Grèce

Syros : l’île de l’unité religieuse

Au cœur de la mer Égée, l’île de Syros est un symbole d’unité religieuse. Ici, deux dogmes ne font pas que cohabiter : ils avancent ensemble avec harmonie. Catholiques et orthodoxes y partagent leur quotidien, leurs traditions, mais aussi leurs fêtes religieuses tout au long de l’année. De Noël à Pâques en passant par les fêtes des saints locaux, les cloches résonnent en chœur, les fidèles des deux églises se retrouvent dans les rues et dans les églises, sans distinction religieuse.

Pour Nikos Solaris, professeur de danses traditionnelles depuis 53 ans, ce sont les mariages mixtes qui ont joué un rôle clé dans l’acceptation de l’autre. Ces unions, au-delà de leur signification personnelle, sont aussi des exemples concrets de la coexistence entre les deux traditions.

Des mariages d'unité

« Il y a 50 ans, il y avait quelques problèmes sur l'île. Par exemple, un catholique n'allait pas dans un commerce orthodoxe. Cela a disparu maintenant, cela a été surmonté et cela a été facilité par les mariages mixtes. Désormais, le catholicisme et l'orthodoxie sont harmonieusement liés à Syros, comme s'il n'y avait aucune différence. »

Né et élevé à Syros, Nikos Solaris est catholique tandis que sa femme est orthodoxe. Il explique qu’il est rare de trouver un couple où les deux membres appartiennent au même culte. « C'est très beau de voir des orthodoxes à des fêtes catholiques et vice versa. De plus, lors de la fête du saint patron des catholiques à Áno Syros (situé à l'est de l'île, c'est le siège historique médiéval de Syros et le centre administratif de la municipalité unifiée de Syros), le représentant de l'Église orthodoxe est souvent présent, et parfois même l'archevêque. Il y a une très bonne coexistence entre catholiques et orthodoxes, et chacun respecte la foi de l'autre ».

Grandir dans le respect et l’acceptation

Sur cette île de 20 000 habitants, dont 40 % sont catholiques, le vivre ensemble s'apprend dès le plus jeune âge. Les enfants grandissent en sachant que la diversité religieuse fait partie de leur quotidien.

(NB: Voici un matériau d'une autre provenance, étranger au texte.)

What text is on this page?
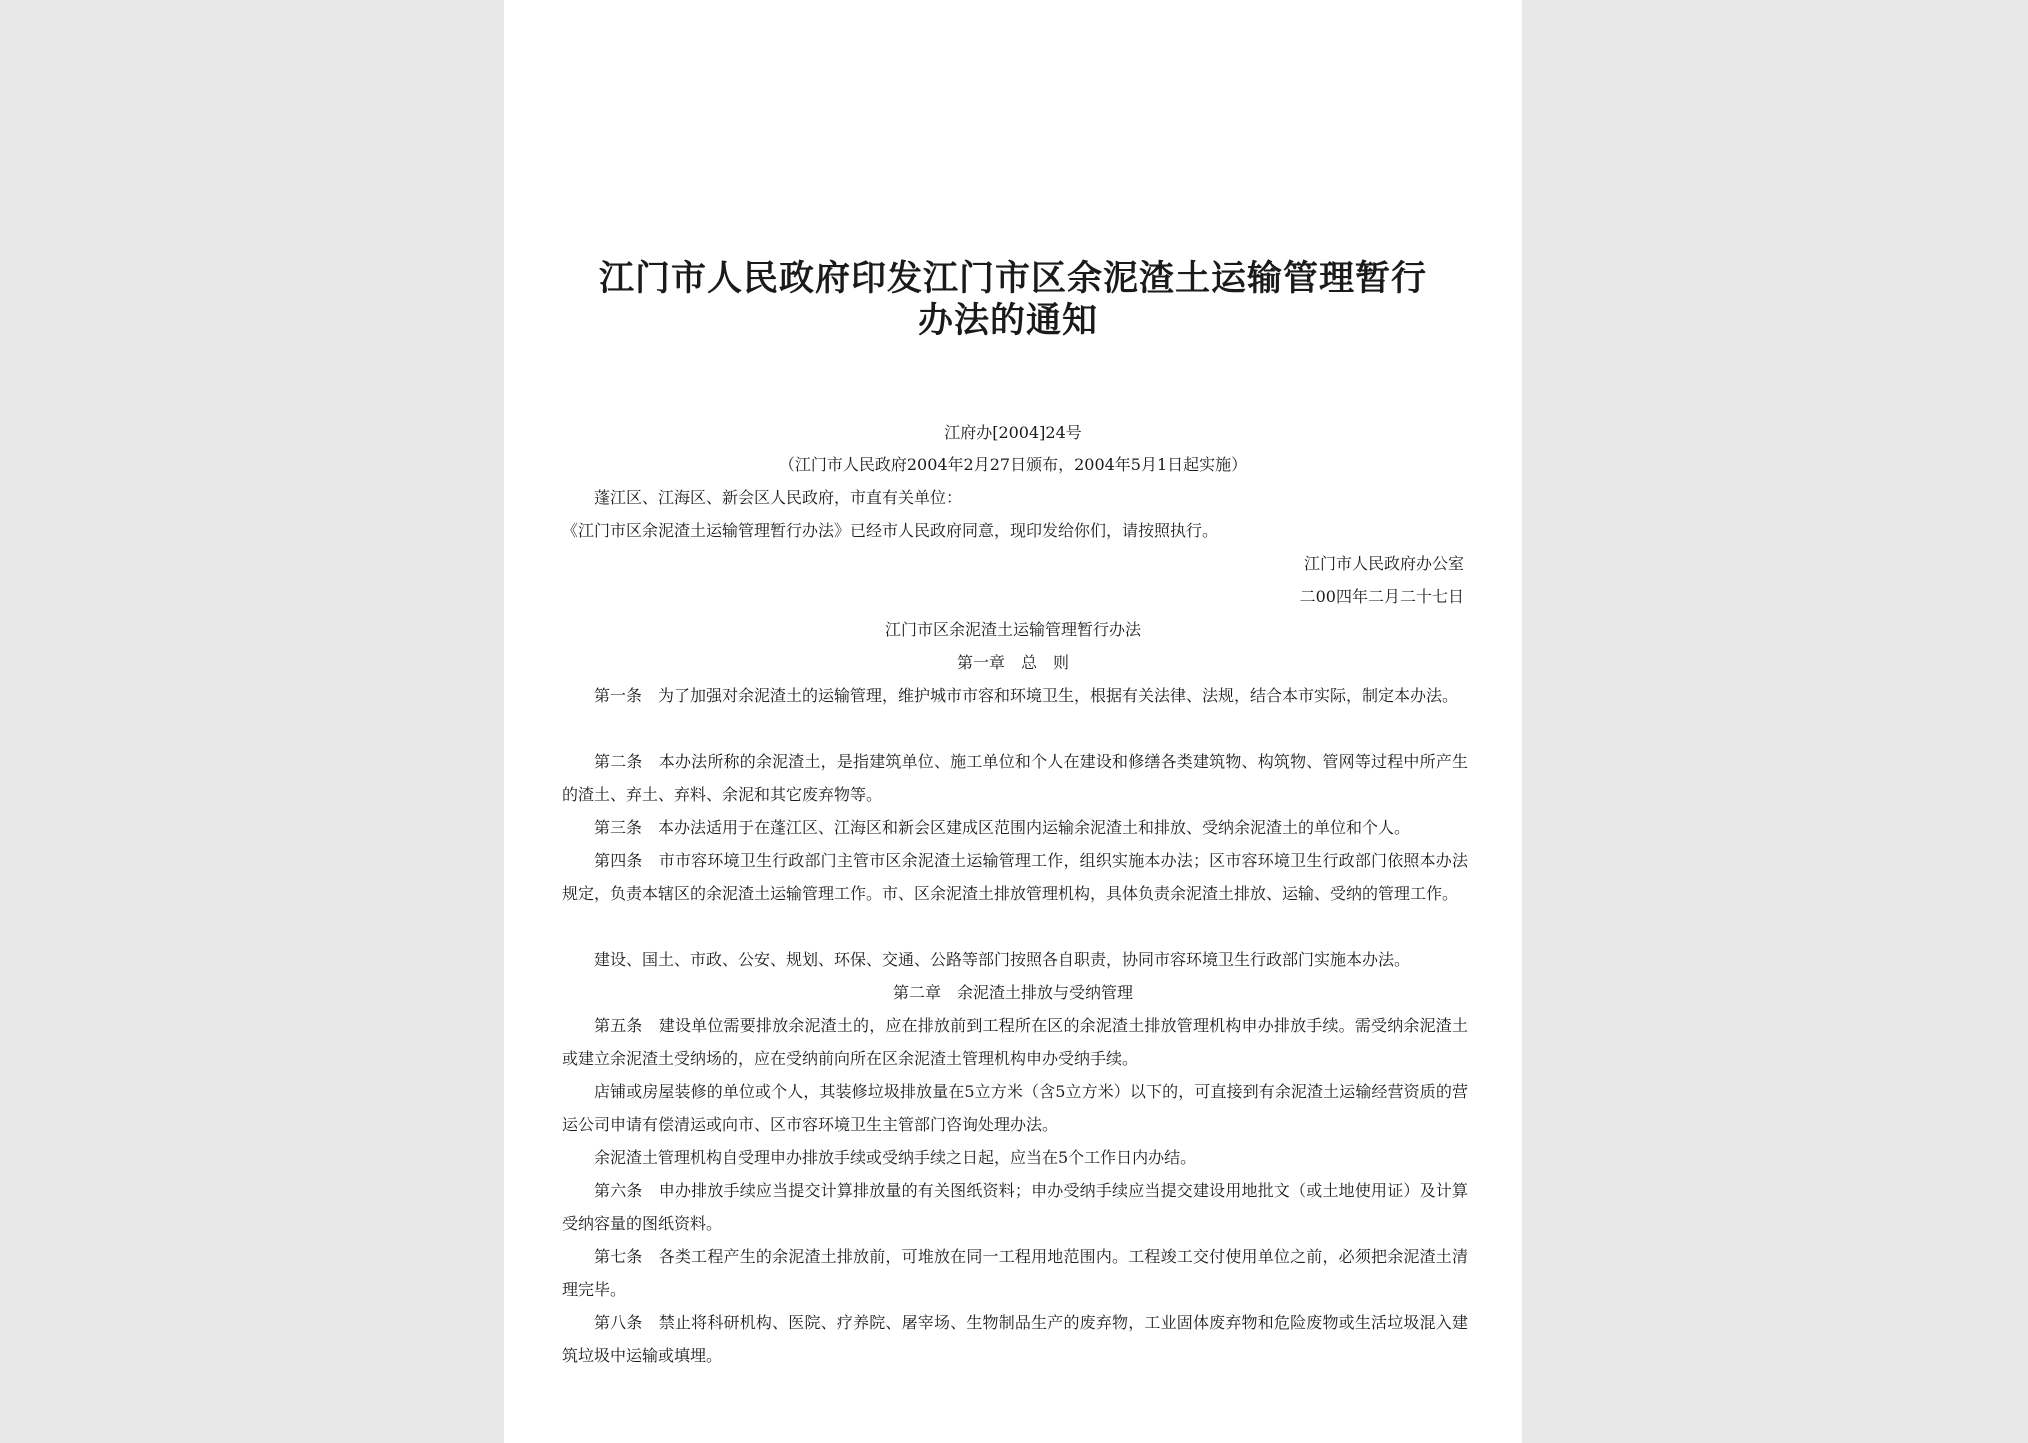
江门市人民政府印发江门市区余泥渣土运输管理暂行
办法的通知
江府办[2004]24号
（江门市人民政府2004年2月27日颁布，2004年5月1日起实施）
蓬江区、江海区、新会区人民政府，市直有关单位：
《江门市区余泥渣土运输管理暂行办法》已经市人民政府同意，现印发给你们，请按照执行。
江门市人民政府办公室
二00四年二月二十七日
江门市区余泥渣土运输管理暂行办法
第一章　总　则
第一条　为了加强对余泥渣土的运输管理，维护城市市容和环境卫生，根据有关法律、法规，结合本市实际，制定本办法。
第二条　本办法所称的余泥渣土，是指建筑单位、施工单位和个人在建设和修缮各类建筑物、构筑物、管网等过程中所产生的渣土、弃土、弃料、余泥和其它废弃物等。
第三条　本办法适用于在蓬江区、江海区和新会区建成区范围内运输余泥渣土和排放、受纳余泥渣土的单位和个人。
第四条　市市容环境卫生行政部门主管市区余泥渣土运输管理工作，组织实施本办法；区市容环境卫生行政部门依照本办法规定，负责本辖区的余泥渣土运输管理工作。市、区余泥渣土排放管理机构，具体负责余泥渣土排放、运输、受纳的管理工作。
建设、国土、市政、公安、规划、环保、交通、公路等部门按照各自职责，协同市容环境卫生行政部门实施本办法。
第二章　余泥渣土排放与受纳管理
第五条　建设单位需要排放余泥渣土的，应在排放前到工程所在区的余泥渣土排放管理机构申办排放手续。需受纳余泥渣土或建立余泥渣土受纳场的，应在受纳前向所在区余泥渣土管理机构申办受纳手续。
店铺或房屋装修的单位或个人，其装修垃圾排放量在5立方米（含5立方米）以下的，可直接到有余泥渣土运输经营资质的营运公司申请有偿清运或向市、区市容环境卫生主管部门咨询处理办法。
余泥渣土管理机构自受理申办排放手续或受纳手续之日起，应当在5个工作日内办结。
第六条　申办排放手续应当提交计算排放量的有关图纸资料；申办受纳手续应当提交建设用地批文（或土地使用证）及计算受纳容量的图纸资料。
第七条　各类工程产生的余泥渣土排放前，可堆放在同一工程用地范围内。工程竣工交付使用单位之前，必须把余泥渣土清理完毕。
第八条　禁止将科研机构、医院、疗养院、屠宰场、生物制品生产的废弃物，工业固体废弃物和危险废物或生活垃圾混入建筑垃圾中运输或填埋。
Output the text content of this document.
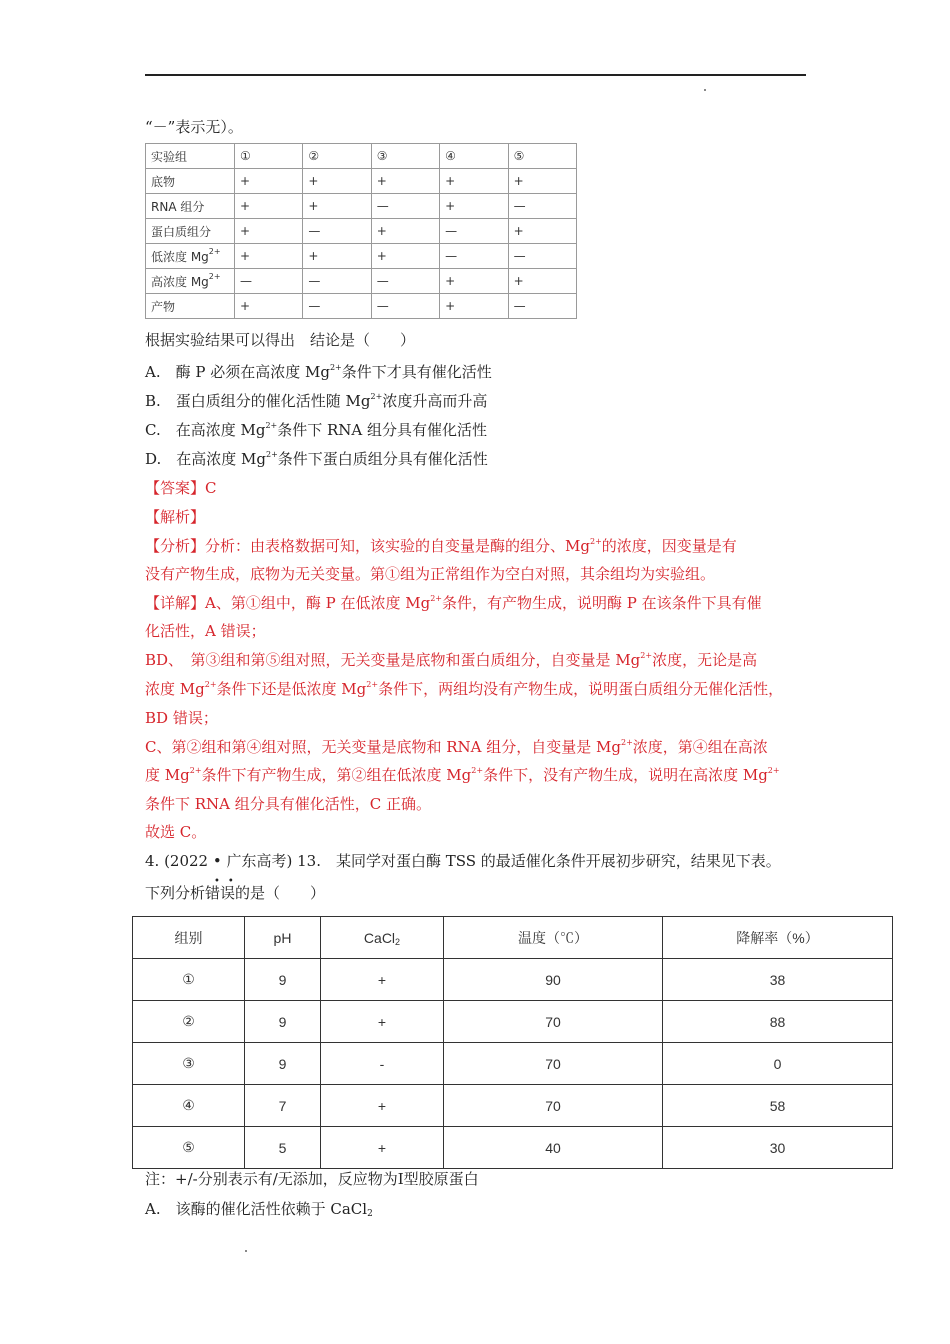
“－”表示无）。
实验组	①	②	③	④	⑤
底物	+	+	+	+	+
RNA 组分	+	+	—	+	—
蛋白质组分	+	—	+	—	+
低浓度 $Mg^{2+}$	+	+	+	—	—
高浓度 $Mg^{2+}$	—	—	—	+	+
产物	+	—	—	+	—
根据实验结果可以得出　结论是（　　）
A.　酶 P 必须在高浓度 $Mg^{2+}$条件下才具有催化活性
B.　蛋白质组分的催化活性随 $Mg^{2+}$浓度升高而升高
C.　在高浓度 $Mg^{2+}$条件下 RNA 组分具有催化活性
D.　在高浓度 $Mg^{2+}$条件下蛋白质组分具有催化活性
【答案】C
【解析】
【分析】分析：由表格数据可知，该实验的自变量是酶的组分、$Mg^{2+}$的浓度，因变量是有
没有产物生成，底物为无关变量。第①组为正常组作为空白对照，其余组均为实验组。
【详解】A、第①组中，酶 P 在低浓度 $Mg^{2+}$条件，有产物生成，说明酶 P 在该条件下具有催
化活性，A 错误；
BD、　第③组和第⑤组对照，无关变量是底物和蛋白质组分，自变量是 $Mg^{2+}$浓度，无论是高
浓度 $Mg^{2+}$条件下还是低浓度 $Mg^{2+}$条件下，两组均没有产物生成，说明蛋白质组分无催化活性，
BD 错误；
C、第②组和第④组对照，无关变量是底物和 RNA 组分，自变量是 $Mg^{2+}$浓度，第④组在高浓
度 $Mg^{2+}$条件下有产物生成，第②组在低浓度 $Mg^{2+}$条件下，没有产物生成，说明在高浓度 $Mg^{2+}$
条件下 RNA 组分具有催化活性，C 正确。
故选 C。
4. (2022 • 广东高考) 13.　某同学对蛋白酶 TSS 的最适催化条件开展初步研究，结果见下表。
••
下列分析错误的是（　　）
组别	pH	CaCl$_2$	温度（℃）	降解率（%）
①	9	+	90	38
②	9	+	70	88
③	9	-	70	0
④	7	+	70	58
⑤	5	+	40	30
注：+/-分别表示有/无添加，反应物为Ⅰ型胶原蛋白
A.　该酶的催化活性依赖于 CaCl$_2$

Nikos Roussos, professeur de musique dans le primaire depuis trente ans et membre fondateur de l’Orchestre des Cyclades, observe cela depuis des décennies. Les enfants comprennent dès leur plus jeune âge qu'il n'y a pas que leur religion qui existe. « On voit des élèves de familles catholiques et orthodoxes jouer ensemble, aller aux fêtes de l'autre et participer à des événements, indépendamment du dogme. La diversité fait partie de leur quotidien et ils l'abordent avec naturel », note-t-il. « Le jour de la bénédiction dans les écoles, des représentants des deux églises sont présents », ajoute-t-il.

Une fête d'unité

Ce respect mutuel ne se limite pas à la vie quotidienne ou aux cours d'école. Chaque année, à l'approche du moment culminant du christianisme, Pâques, cette unité se manifeste de manière unique. Depuis quelques décennies, orthodoxes et catholiques y célèbrent Pâques ensemble, malgré les différences de calendrier religieux.

« Par décision de la Sainte Synode de la Hiérarchie Catholique de Grèce, orthodoxes et catholiques célèbrent ensemble Pâques à Syros, prouvant que ce qui nous unit est plus important que ce qui nous divise », souligne Nikos Roussos.

Nikos Solaris insiste lui aussi sur l’importance de cette célébration commune. Au cours de la Semaine Sainte, les couples mixtes visitent à la fois l'Église orthodoxe et l'Église catholique, participant aux cérémonies des deux confessions.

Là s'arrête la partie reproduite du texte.